CDT Part 3: Goodbye New Mexico

It’s been longer than I planned to get this post up; service and internet through Southern Colorado has been pretty lacking. So without further ado, the end of New Mexico!

After all the road walking of the last stretch, we finally got back on trail. We also started to gain some altitude, so the scenery dramatically improved as well. We still had some long water carries to deal with, but we hardly noticed. We were too busy enjoying the mesas, canyons, and forests.  

We’ve been anxious to get out of New Mexico, mostly because the state is a tinderbox right now and we want to get through before the fires start. We seem to have made it just under the wire. Shortly after we got through the Santa Fe National Forest, it closed behind us. There was no fire yet, but over Memorial Day weekend the rangers found widespread noncompliance with the fire ban, and so the forest and the trail was closed just a day or two after we passed through.


Mount Taylor


Between Grants and Cuba the highlight was Mt. Taylor.  This alternate doesn’t add miles, but it does add some elevation. Rising up over 11,000 feet, this stratovolcano is the highest point of the trail in New Mexico, and offers not only lovely trail but panoramic views. We made it to the top by midmorning and enjoyed a nice long break at the summit.

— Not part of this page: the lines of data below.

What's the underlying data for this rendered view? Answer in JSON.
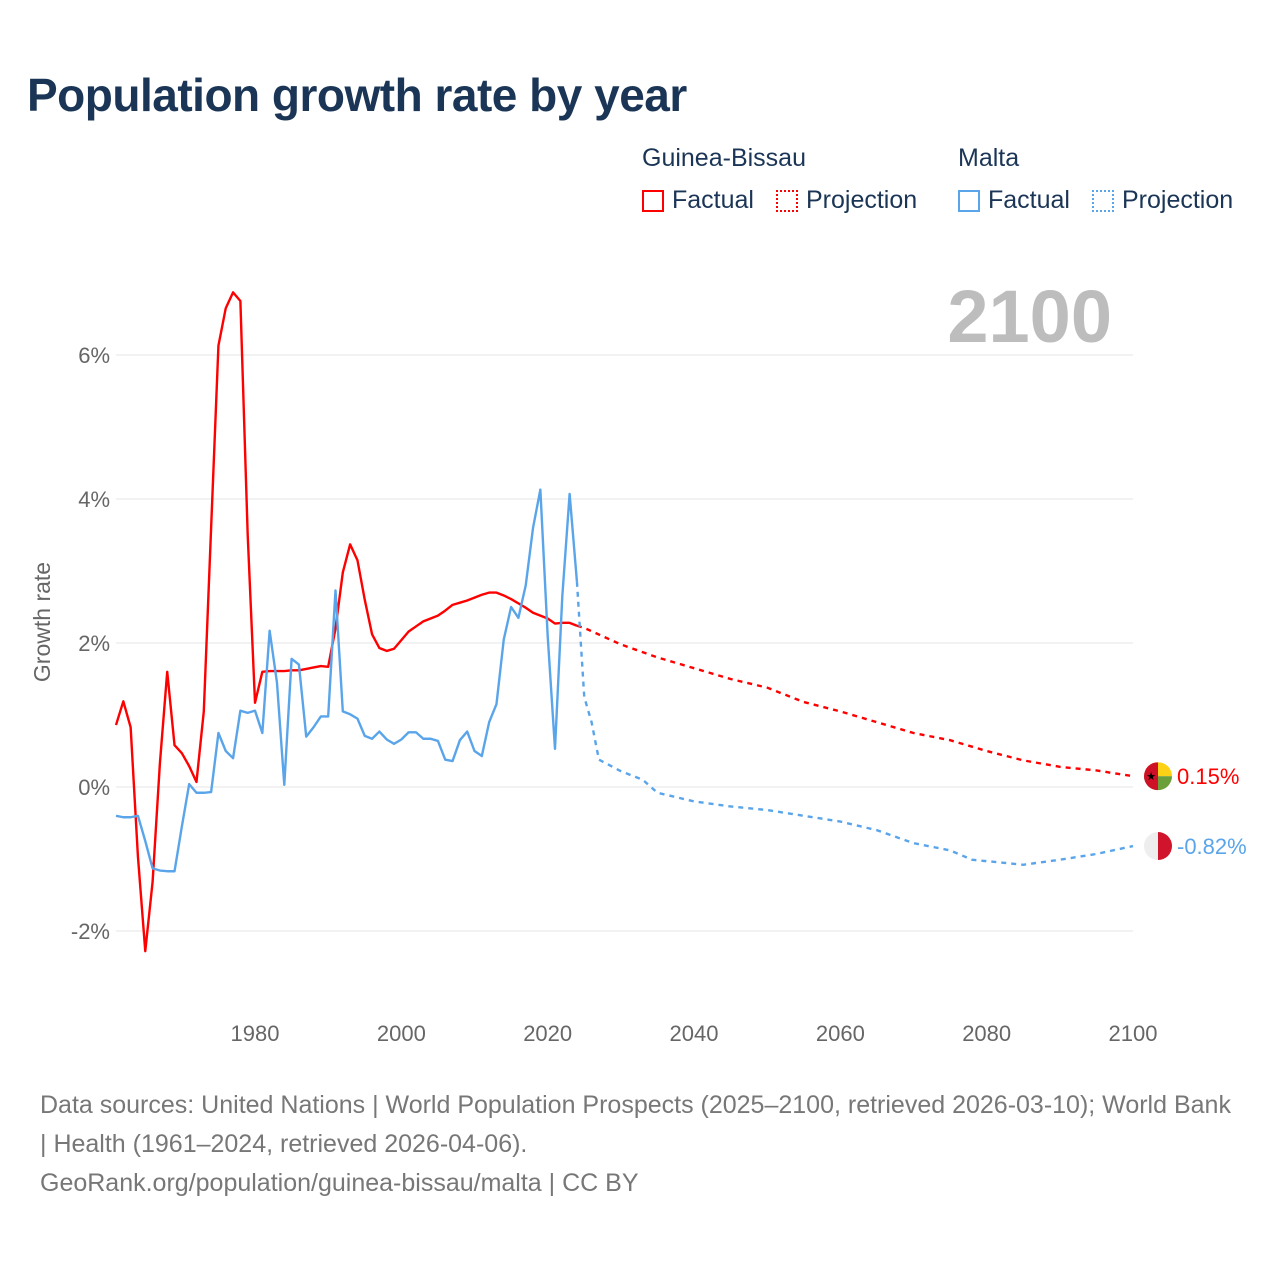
{
  "title": "Population growth rate by year",
  "legend": {
    "groups": [
      {
        "name": "Guinea-Bissau",
        "factual": "Factual",
        "projection": "Projection",
        "color": "#ff0000"
      },
      {
        "name": "Malta",
        "factual": "Factual",
        "projection": "Projection",
        "color": "#5aa5ea"
      }
    ]
  },
  "year_label": "2100",
  "footer": {
    "line1": "Data sources: United Nations | World Population Prospects (2025–2100, retrieved 2026-03-10); World Bank | Health (1961–2024, retrieved 2026-04-06).",
    "line2": "GeoRank.org/population/guinea-bissau/malta | CC BY"
  },
  "chart_data": {
    "type": "line",
    "title": "Population growth rate by year",
    "ylabel": "Growth rate",
    "xlabel": "",
    "xlim": [
      1961,
      2100
    ],
    "ylim": [
      -3,
      7
    ],
    "x_ticks": [
      1980,
      2000,
      2020,
      2040,
      2060,
      2080,
      2100
    ],
    "y_ticks": [
      {
        "v": -2,
        "label": "-2%"
      },
      {
        "v": 0,
        "label": "0%"
      },
      {
        "v": 2,
        "label": "2%"
      },
      {
        "v": 4,
        "label": "4%"
      },
      {
        "v": 6,
        "label": "6%"
      }
    ],
    "grid": true,
    "series": [
      {
        "name": "Guinea-Bissau",
        "color": "#ff0000",
        "end_label": "0.15%",
        "factual": {
          "start": 1961,
          "values": [
            0.86,
            1.19,
            0.83,
            -0.97,
            -2.28,
            -1.32,
            0.33,
            1.6,
            0.58,
            0.47,
            0.29,
            0.07,
            1.05,
            3.6,
            6.13,
            6.65,
            6.87,
            6.75,
            3.5,
            1.17,
            1.6,
            1.61,
            1.61,
            1.61,
            1.62,
            1.62,
            1.64,
            1.66,
            1.68,
            1.67,
            2.2,
            2.98,
            3.37,
            3.15,
            2.6,
            2.12,
            1.93,
            1.89,
            1.92,
            2.04,
            2.16,
            2.23,
            2.3,
            2.34,
            2.38,
            2.45,
            2.53,
            2.56,
            2.59,
            2.63,
            2.67,
            2.7,
            2.7,
            2.66,
            2.61,
            2.55,
            2.49,
            2.42,
            2.38,
            2.34,
            2.27,
            2.28,
            2.28,
            2.24
          ]
        },
        "projection": {
          "x": [
            2024,
            2025,
            2030,
            2035,
            2040,
            2045,
            2050,
            2055,
            2060,
            2065,
            2070,
            2075,
            2080,
            2085,
            2090,
            2095,
            2100
          ],
          "values": [
            2.24,
            2.21,
            1.98,
            1.8,
            1.65,
            1.5,
            1.38,
            1.18,
            1.05,
            0.9,
            0.75,
            0.65,
            0.5,
            0.37,
            0.28,
            0.23,
            0.15
          ]
        }
      },
      {
        "name": "Malta",
        "color": "#5aa5ea",
        "end_label": "-0.82%",
        "factual": {
          "start": 1961,
          "values": [
            -0.4,
            -0.42,
            -0.42,
            -0.4,
            -0.75,
            -1.13,
            -1.16,
            -1.17,
            -1.17,
            -0.55,
            0.04,
            -0.08,
            -0.08,
            -0.07,
            0.75,
            0.5,
            0.4,
            1.06,
            1.03,
            1.06,
            0.75,
            2.17,
            1.45,
            0.03,
            1.78,
            1.7,
            0.7,
            0.83,
            0.98,
            0.98,
            2.73,
            1.05,
            1.01,
            0.95,
            0.71,
            0.67,
            0.77,
            0.66,
            0.6,
            0.66,
            0.76,
            0.76,
            0.67,
            0.67,
            0.64,
            0.38,
            0.36,
            0.65,
            0.77,
            0.5,
            0.43,
            0.9,
            1.15,
            2.05,
            2.5,
            2.35,
            2.8,
            3.6,
            4.13,
            2.1,
            0.53,
            2.65,
            4.07,
            2.85
          ]
        },
        "projection": {
          "x": [
            2024,
            2025,
            2026,
            2027,
            2030,
            2033,
            2035,
            2040,
            2045,
            2050,
            2055,
            2060,
            2065,
            2070,
            2075,
            2078,
            2085,
            2090,
            2095,
            2100
          ],
          "values": [
            2.85,
            1.25,
            0.9,
            0.38,
            0.22,
            0.1,
            -0.08,
            -0.2,
            -0.27,
            -0.32,
            -0.4,
            -0.48,
            -0.6,
            -0.78,
            -0.88,
            -1.01,
            -1.08,
            -1.01,
            -0.93,
            -0.82
          ]
        }
      }
    ]
  }
}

In Cuba, we planned to resupply and shower then head back out of town. We stopped at Rebels Roost, the home of a trail angel/hiker hostel. It was so awesome we decided to stay the night. It was just the three of us and Vince, plus his two dogs. We spent the day relaxing and watching movies, and Vince made us coffee in the morning before we got back to the trail. It was a worthwhile stop.


North of Cuba, we climbed up to over 10,000 feet again  in the San Pedro Parks. Suddenly we were hiking through aspen and pine forest, with meadows, flowers, and running water. We wondered if we’d left the desert for good?


Ghost Ranch


We were wrong, of course, as we soon after headed into a really cool desert landscape of canyons and mesas. We took the alternate to Ghost Ranch to pick up our packages. It was Memorial Day, and we were walking quickly along the road to make it before the visitors center closed. (Turns out, it was open later than we thought so our rushing was unnecessary). Along the way, some rafters headed home after the holiday stopped to give us each a few cans of beer! We drank one during the walk to Ghost Ranch and drank the rest while we were sorting our packages at the ranch.


Leaving Ghost Ranch, we left the desert behind and climbed back up over 10,000 feet yet again. We stayed up high all the way to the Colorado border and Cumbres Pass. Running water was frequent, and we saw herds of elk and deer. We crossed meadows and forests. We had views of mountain peaks in the distance. There was a lot of new trail in this section. Even though GPS told us to take roads, we stuck with trail when we could, until finally the trail stopped abruptly in the middle of a meadow. We made our way back to the dirt road and the GPS route.




The New Mexico/Colorado border has no sign, except a national forest boundary sign, and a broken barbed wire fence. We stepped over the fence into a new state, and headed down to Cumbres Pass and into Chama, where we took our first zero day.

We stayed at the motel in Chama, and enjoyed the kitchenette to cook some real food. We took care of all the usual zero day chores: hitting the post office, grocery store, and hardware store. We were packed and ready to go the next morning when we realized the day would be full of thunderstorms. Since we would be climbing over 12,000 feet, we decided to wait another day before heading out. Our first zero became a double zero, and we took full advantage by staying inside and watching television all day long, with occasional breaks to watch the rain, hail, and lightning. It’s so good to be inside for weather like this.